A radio signal is an electromagnetic wave. Scientists have discovered that when an electromagnetic wave passes across a wire in free space, a voltage will be produced. This voltage will be quite small, perhaps a few millionths of a volt for weak stations. But for stronger stations, it may be in the hundredths or even tenths of a volt. At this level, a simple detector will convert the radio frequency signal into an audio frequency signal.
Amplitude modulated (AM) radio frequencies range from 530 Kilohertz to 1700 Kilohertz. A Hertz is one vibration per second, so 1600 Kilohertz is 1,600,000 vibrations per second. The upper range of hearing is about 20,000 Hertz, so the radio waves cannot be heard directly.
Radio transmitters impress the audio frequencies upon the radio frequency of the transmitter called the carrier by a process called modulation. The diode detector separates the carrier from the audio, and allows the voice or music to be heard.
If one connected a diode to an antenna, earphone, and ground, then theoretically one could pick up all signals passing across the antenna simultaneously. This would be confusing and undesirable. To limit the frequencies being received, a tuning system is required. This is accomplished by the combination of the coil and the variable capacitor.
Radio engineers have figured out that a coil, which is an inductor with a certain amount of inductive reactance, in combination with a capacitor, which has a certain amount of capacitive reactance can produce resonance. At resonance, the reactance or tendendacy to reject the flow of electrons is greatly diminished -- by a factor as high as a million times. Thus, a certain value of inductance and capacitance has the ability to pass one radio frequency and reject others.

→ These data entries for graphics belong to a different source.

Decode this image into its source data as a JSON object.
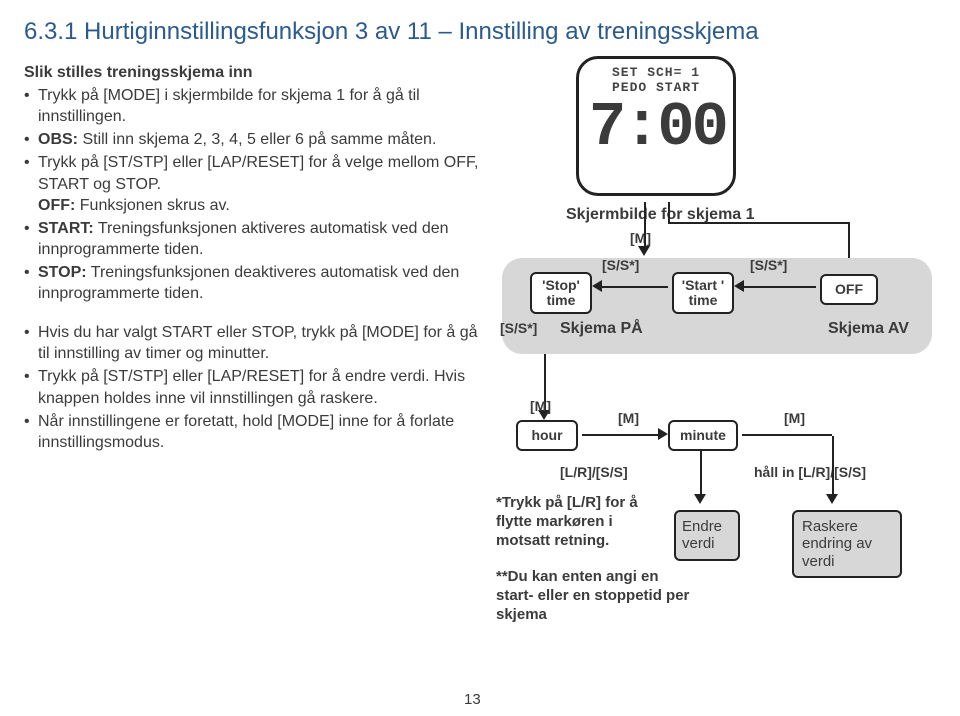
{
  "heading": "6.3.1 Hurtiginnstillingsfunksjon 3 av 11 – Innstilling av treningsskjema",
  "left": {
    "subtitle": "Slik stilles treningsskjema inn",
    "b1": "Trykk på [MODE] i skjermbilde for skjema 1 for å gå til innstillingen.",
    "b2a": "OBS:",
    "b2b": " Still inn skjema 2, 3, 4, 5 eller 6 på samme måten.",
    "b3a": "Trykk på [ST/STP] eller [LAP/RESET] for å velge mellom OFF, START og STOP.",
    "b3b": "OFF:",
    "b3c": " Funksjonen skrus av.",
    "b4a": "START:",
    "b4b": " Treningsfunksjonen aktiveres automatisk ved den innprogrammerte tiden.",
    "b5a": "STOP:",
    "b5b": " Treningsfunksjonen deaktiveres automatisk ved den innprogrammerte tiden.",
    "c1": "Hvis du har valgt START eller STOP, trykk på [MODE] for å gå til innstilling av timer og minutter.",
    "c2": "Trykk på [ST/STP] eller [LAP/RESET] for å endre verdi. Hvis knappen holdes inne vil innstillingen gå raskere.",
    "c3": "Når innstillingene er foretatt, hold [MODE] inne for å forlate innstillingsmodus."
  },
  "watch": {
    "line1": "SET SCH= 1",
    "line2": "PEDO  START",
    "time": "7:00"
  },
  "right": {
    "caption": "Skjermbilde for skjema 1",
    "M": "[M]",
    "SS": "[S/S*]",
    "stop1": "'Stop'",
    "stop2": "time",
    "start1": "'Start '",
    "start2": "time",
    "off": "OFF",
    "schon": "Skjema PÅ",
    "schoff": "Skjema AV",
    "hour": "hour",
    "minute": "minute",
    "lrss": "[L/R]/[S/S]",
    "hold": "håll in [L/R]/[S/S]",
    "note1": "*Trykk på [L/R] for å flytte markøren i motsatt retning.",
    "note2": "**Du kan enten angi en start- eller en stoppetid per skjema",
    "endre": "Endre verdi",
    "raskere": "Raskere endring av verdi"
  },
  "pagenum": "13"
}
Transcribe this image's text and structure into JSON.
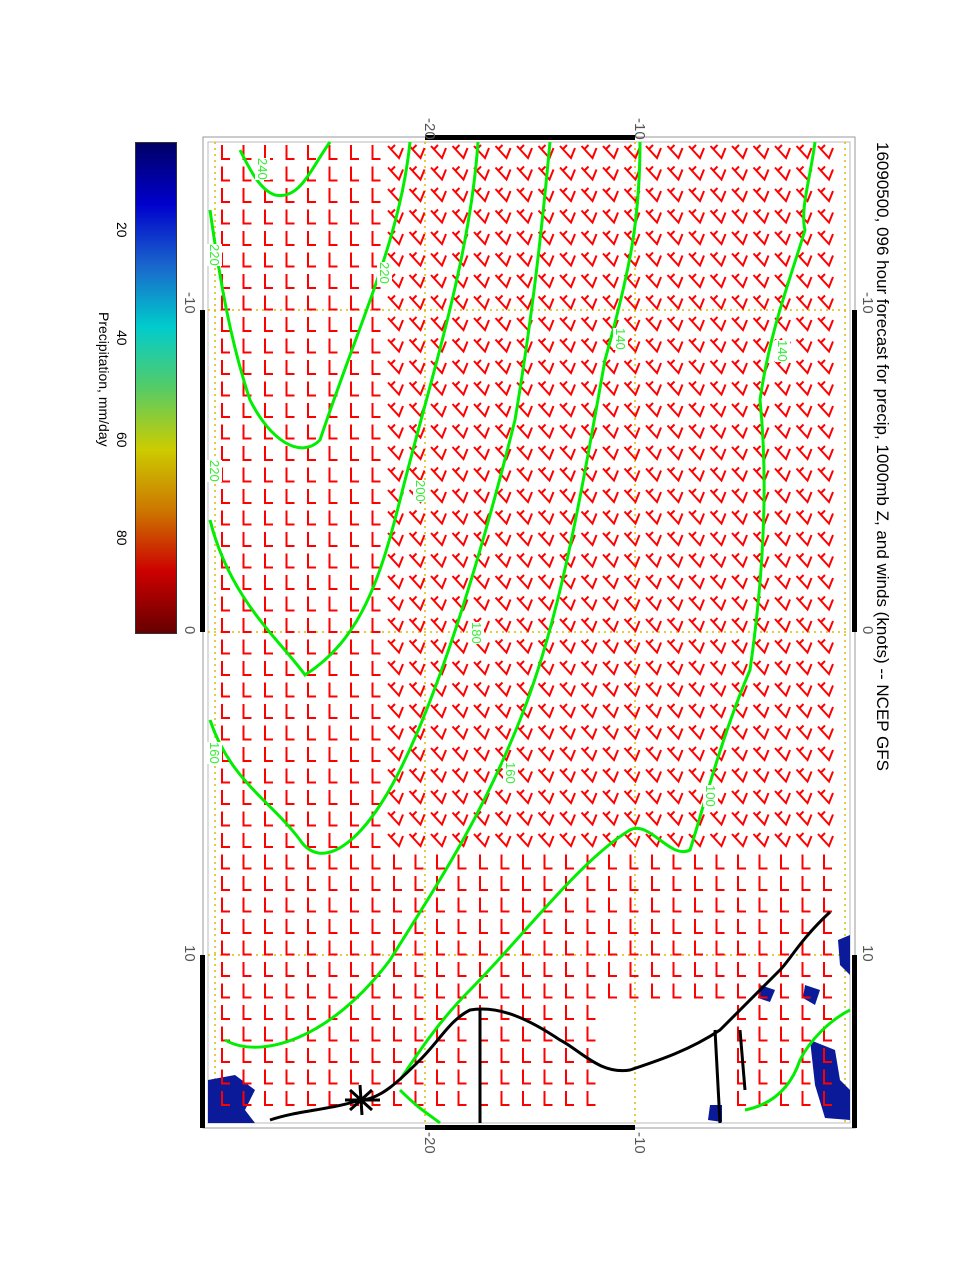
{
  "title": "16090500, 096 hour forecast for precip, 1000mb Z, and winds (knots) -- NCEP GFS",
  "colorbar": {
    "label": "Precipitation, mm/day",
    "ticks": [
      "20",
      "40",
      "60",
      "80"
    ],
    "colors": [
      "#000066",
      "#0000cc",
      "#1a66cc",
      "#00cccc",
      "#55cc66",
      "#cccc00",
      "#cc7700",
      "#cc0000",
      "#660000"
    ]
  },
  "axes": {
    "top_ticks": [
      "-20",
      "-10"
    ],
    "bottom_ticks": [
      "-20",
      "-10"
    ],
    "right_ticks": [
      "-10",
      "0",
      "10"
    ],
    "left_ticks": [
      "-10",
      "0",
      "10"
    ]
  },
  "contour_labels": [
    "240",
    "220",
    "220",
    "220",
    "200",
    "180",
    "160",
    "160",
    "140",
    "140",
    "100"
  ],
  "colors": {
    "contour": "#00ee00",
    "barb": "#ff0000",
    "grid": "#ddbb00",
    "coast": "#000000",
    "precip": "#0a1a99"
  }
}
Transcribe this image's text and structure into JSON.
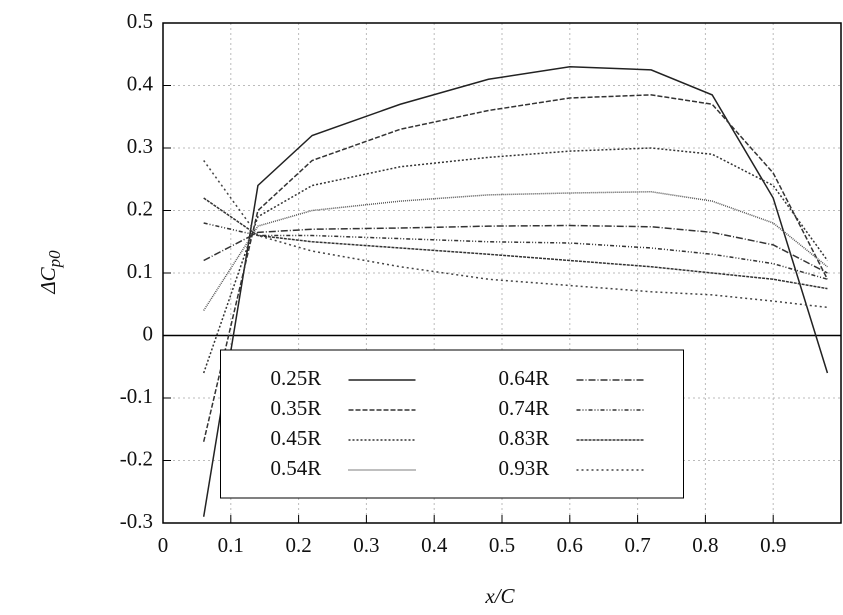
{
  "chart_data": {
    "type": "line",
    "x_label": "x/C",
    "y_label": {
      "main": "ΔC",
      "sub": "p0"
    },
    "x": [
      0.06,
      0.14,
      0.22,
      0.35,
      0.48,
      0.6,
      0.72,
      0.81,
      0.9,
      0.98
    ],
    "series": [
      {
        "name": "0.25R",
        "color": "#222222",
        "dash": "none",
        "values": [
          -0.29,
          0.24,
          0.32,
          0.37,
          0.41,
          0.43,
          0.425,
          0.385,
          0.22,
          -0.06
        ]
      },
      {
        "name": "0.35R",
        "color": "#333333",
        "dash": "5,2",
        "values": [
          -0.17,
          0.2,
          0.28,
          0.33,
          0.36,
          0.38,
          0.385,
          0.37,
          0.26,
          0.09
        ]
      },
      {
        "name": "0.45R",
        "color": "#333333",
        "dash": "2,2",
        "values": [
          -0.06,
          0.19,
          0.24,
          0.27,
          0.285,
          0.295,
          0.3,
          0.29,
          0.24,
          0.12
        ]
      },
      {
        "name": "0.54R",
        "color": "#555555",
        "dash": "1,1",
        "values": [
          0.04,
          0.175,
          0.2,
          0.215,
          0.225,
          0.228,
          0.23,
          0.215,
          0.18,
          0.11
        ]
      },
      {
        "name": "0.64R",
        "color": "#333333",
        "dash": "7,2,1,2",
        "values": [
          0.12,
          0.165,
          0.17,
          0.172,
          0.175,
          0.176,
          0.174,
          0.165,
          0.145,
          0.1
        ]
      },
      {
        "name": "0.74R",
        "color": "#333333",
        "dash": "4,2,1,2,1,2",
        "values": [
          0.18,
          0.16,
          0.16,
          0.155,
          0.15,
          0.148,
          0.14,
          0.13,
          0.115,
          0.09
        ]
      },
      {
        "name": "0.83R",
        "color": "#333333",
        "dash": "3,1",
        "values": [
          0.22,
          0.16,
          0.15,
          0.14,
          0.13,
          0.12,
          0.11,
          0.1,
          0.09,
          0.075
        ]
      },
      {
        "name": "0.93R",
        "color": "#444444",
        "dash": "2,3",
        "values": [
          0.28,
          0.16,
          0.135,
          0.11,
          0.09,
          0.08,
          0.07,
          0.065,
          0.055,
          0.045
        ]
      }
    ],
    "xlim": [
      0,
      1
    ],
    "xticks": [
      0,
      0.1,
      0.2,
      0.3,
      0.4,
      0.5,
      0.6,
      0.7,
      0.8,
      0.9
    ],
    "ylim": [
      -0.3,
      0.5
    ],
    "yticks": [
      -0.3,
      -0.2,
      -0.1,
      0,
      0.1,
      0.2,
      0.3,
      0.4,
      0.5
    ],
    "grid": true,
    "legend": "lower center"
  }
}
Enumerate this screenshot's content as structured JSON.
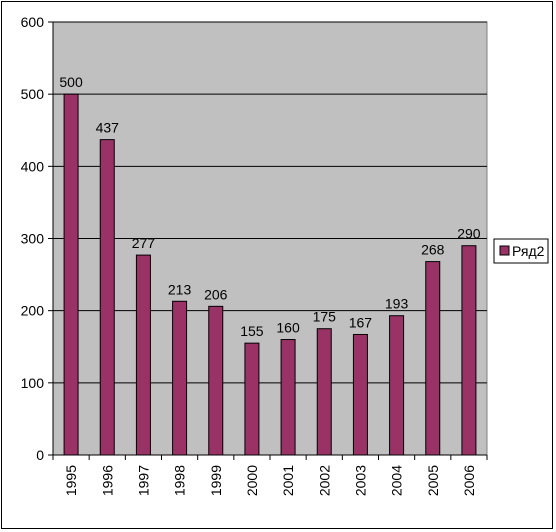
{
  "chart_data": {
    "type": "bar",
    "categories": [
      "1995",
      "1996",
      "1997",
      "1998",
      "1999",
      "2000",
      "2001",
      "2002",
      "2003",
      "2004",
      "2005",
      "2006"
    ],
    "series": [
      {
        "name": "Ряд2",
        "values": [
          500,
          437,
          277,
          213,
          206,
          155,
          160,
          175,
          167,
          193,
          268,
          290
        ],
        "color": "#993366"
      }
    ],
    "yticks": [
      "0",
      "100",
      "200",
      "300",
      "400",
      "500",
      "600"
    ],
    "ylim": [
      0,
      600
    ],
    "grid": true,
    "legend": "right",
    "plot_background": "#c0c0c0",
    "data_labels": true
  }
}
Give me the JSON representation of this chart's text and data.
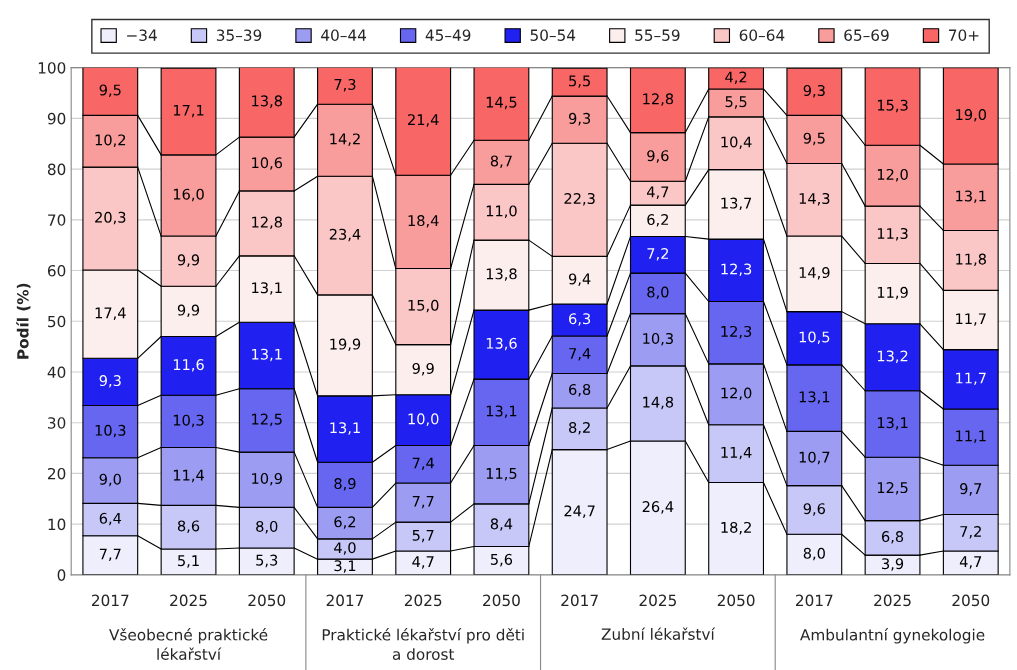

In our crystal radio, the inductance is set and can't be changed. Inductance varies with the number of turns of wire as well as other factors, but these are unchangeable in the design we are using. However, the capacitor is a variable one. Capacitance is caused by two conductive plates in close proximity and the more plate area the greater the capacitance. As we turn the shaft on the variable capacitor, we are moving the rotor plates in and out of the stator plates, varying the area of the plates that are opposing one another and hence changing the amount of capacitance. By changing the capacitance we are then changing the frequency at which resonance occurs; hence, we are changing the frequency at which the radio will accept signals.
After the diode has demodulated or detected the signals, there is a small audio frequency voltage that is passed into the earphones. The ceramic chip inside the earphone vibrates in step with the changing voltage and thus converts it into sound.